George Papandreou: “First of all, there is, I think, a very big opportunity for Socialist International. We are 161 parties around the world, the biggest political organisation in the world. There is an opportunity to show our solidarity for new areas in the world, where progressive movements are developing, and this will be in Russia, in China, in the Arab world, working with the progressives in the US. Our traditional base is in Europe, but there are very strong parties in Latin America and other parts of the world also. We have the opportunity of showing our work in the area of justice, of fighting inequality and poverty, the area of democracy and developing participation, the area of peace, in supporting the initiatives such as the one that (Spanish) Prime Minister Zapatero has taken on, the alliance of civilisations, dialogue in alliance rather than culture clash.”
Euronews: “It’s often said that Social Democracy is not in the best shape in Europe these days. Which picture do you draw of the current situation of the Left on the Old Continent?”
George Papandreou: “First of all, we have quite a few Socialists in government in the European Union. Secondly, Europe has been based on struggles of the labour movement, the European Social Model. Thirdly, we are providing a very clear alternative. The Nordic model, I think, is one which many are inspired by which allows both for using the market, but using the market in favour of our citizens, and also creating a secure environment for change and development, making sure that our citizens feel that they have a welfare system which is providing them with what they need. And finally I would like to say that there is a very strong Socialist Party under the leadership of Poul Rasmussen and he is working very hard to unite our parties in a common vision for the European Union. And I think we can give a political vision to the European Union.”
Euronews: “Do you identify new trends in European conservatism?”
George Papandreou: “I believe that conservatives today are moving dangerously more and more towards populism.

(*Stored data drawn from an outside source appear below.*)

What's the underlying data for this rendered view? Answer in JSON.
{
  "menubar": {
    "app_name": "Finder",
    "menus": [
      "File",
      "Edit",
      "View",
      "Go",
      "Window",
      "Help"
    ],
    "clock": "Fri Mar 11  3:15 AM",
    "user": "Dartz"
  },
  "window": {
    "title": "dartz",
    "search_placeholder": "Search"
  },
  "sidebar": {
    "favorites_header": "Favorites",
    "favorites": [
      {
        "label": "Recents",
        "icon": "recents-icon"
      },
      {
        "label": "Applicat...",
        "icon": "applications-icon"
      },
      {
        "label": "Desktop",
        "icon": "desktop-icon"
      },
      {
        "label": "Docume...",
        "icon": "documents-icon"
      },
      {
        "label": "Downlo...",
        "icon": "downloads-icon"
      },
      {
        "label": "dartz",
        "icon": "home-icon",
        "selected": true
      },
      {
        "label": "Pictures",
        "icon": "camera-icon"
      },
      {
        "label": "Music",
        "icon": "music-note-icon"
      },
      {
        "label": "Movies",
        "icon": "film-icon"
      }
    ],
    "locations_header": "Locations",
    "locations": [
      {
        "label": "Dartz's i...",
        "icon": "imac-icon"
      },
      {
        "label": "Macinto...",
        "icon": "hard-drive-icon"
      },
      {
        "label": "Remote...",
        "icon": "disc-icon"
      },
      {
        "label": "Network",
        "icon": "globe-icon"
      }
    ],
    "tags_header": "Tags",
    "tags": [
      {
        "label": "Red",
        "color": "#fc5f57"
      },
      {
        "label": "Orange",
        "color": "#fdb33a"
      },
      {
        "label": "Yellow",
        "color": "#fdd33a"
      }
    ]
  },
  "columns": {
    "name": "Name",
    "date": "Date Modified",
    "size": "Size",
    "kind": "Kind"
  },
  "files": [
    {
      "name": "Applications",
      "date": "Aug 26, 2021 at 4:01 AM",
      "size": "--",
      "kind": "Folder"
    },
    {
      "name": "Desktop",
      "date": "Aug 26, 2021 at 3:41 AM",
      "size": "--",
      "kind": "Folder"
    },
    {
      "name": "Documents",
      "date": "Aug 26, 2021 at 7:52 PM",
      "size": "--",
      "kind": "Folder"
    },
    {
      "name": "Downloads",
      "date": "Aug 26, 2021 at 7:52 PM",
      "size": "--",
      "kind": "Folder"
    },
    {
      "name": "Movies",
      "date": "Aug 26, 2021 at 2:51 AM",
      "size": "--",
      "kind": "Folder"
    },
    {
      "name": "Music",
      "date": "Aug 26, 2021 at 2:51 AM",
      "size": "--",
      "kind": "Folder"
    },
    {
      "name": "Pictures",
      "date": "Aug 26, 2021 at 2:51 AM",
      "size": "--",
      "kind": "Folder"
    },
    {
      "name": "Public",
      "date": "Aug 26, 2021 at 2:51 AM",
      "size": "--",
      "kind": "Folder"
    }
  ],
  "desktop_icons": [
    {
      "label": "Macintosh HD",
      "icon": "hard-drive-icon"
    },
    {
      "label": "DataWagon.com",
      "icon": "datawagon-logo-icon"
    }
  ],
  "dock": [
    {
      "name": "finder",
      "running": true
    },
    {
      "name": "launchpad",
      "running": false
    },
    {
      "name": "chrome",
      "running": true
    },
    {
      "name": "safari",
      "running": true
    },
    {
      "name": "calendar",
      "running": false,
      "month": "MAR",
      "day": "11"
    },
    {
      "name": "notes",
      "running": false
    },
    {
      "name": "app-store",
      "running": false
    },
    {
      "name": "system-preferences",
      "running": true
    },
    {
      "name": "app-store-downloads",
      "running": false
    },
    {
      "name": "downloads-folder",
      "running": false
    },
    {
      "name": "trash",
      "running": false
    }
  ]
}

The world is facing problems but it doesn’t need populism, it doesn’t need fear-mongering. Their language is the language of fear, our language is the language of security. They, I think, are also using big government for the few. But we see government as empowering our citizens to deal with the new challenges of today.”
Euronews: “Why do European socialist leaders currently in office, such as Tony Blair, Jose Luis Zapatero and Goran Persson seem to avoid any common action at the EU level?”
George Papandreou: “More and more we are working together as Socialists in the European Union. Obviously there is one question and that is the democratic institutions of our European Union. We have to address this in a new constitution. We tried to and there will be more discussion about the future of Europe. My belief is that we need to strengthen democratic institutions, so that that way parties will play a role. The Socialist Party in Europe is, I think, the most organised, the most active and the most unified of all the political groups. It will be able to create and it does already today play an important role in creating a view of an alternative for the European path.”
Euronews: “What in ancient Greece can be a source of inspiration for people who look for new political directions?”
George Papandreou: “Ancient Greece is of course and inspiration for me and I think for many people. The idea of democracy and what it means today is something which we need to address, and looking back to how it began and the concepts around democracy will be fruitful for all of us. The word ‘idiot’ in English comes from the Greek word ‘idiotis’, which in Greek means someone who does not partake in public affairs, who is not part of the social and political workings and functions. So what we would take from that lesson is people like Plato, Socrates and Aristotle were always talking about inclusiveness, participation, direct democracy, the social responsibility we all have to our world. This is an inspiration. And how do we translate these concepts to democracy today in a globalising world? What does democracy mean in a globalising world? How do we make sure that our citizens around the world in every corner are not disenfranchised, but can have a voice? This, I think, is one of the major challenges we will have in our global village. And think here Socialist International can play a very important role in coming up with ideas about democratic governance around the world.”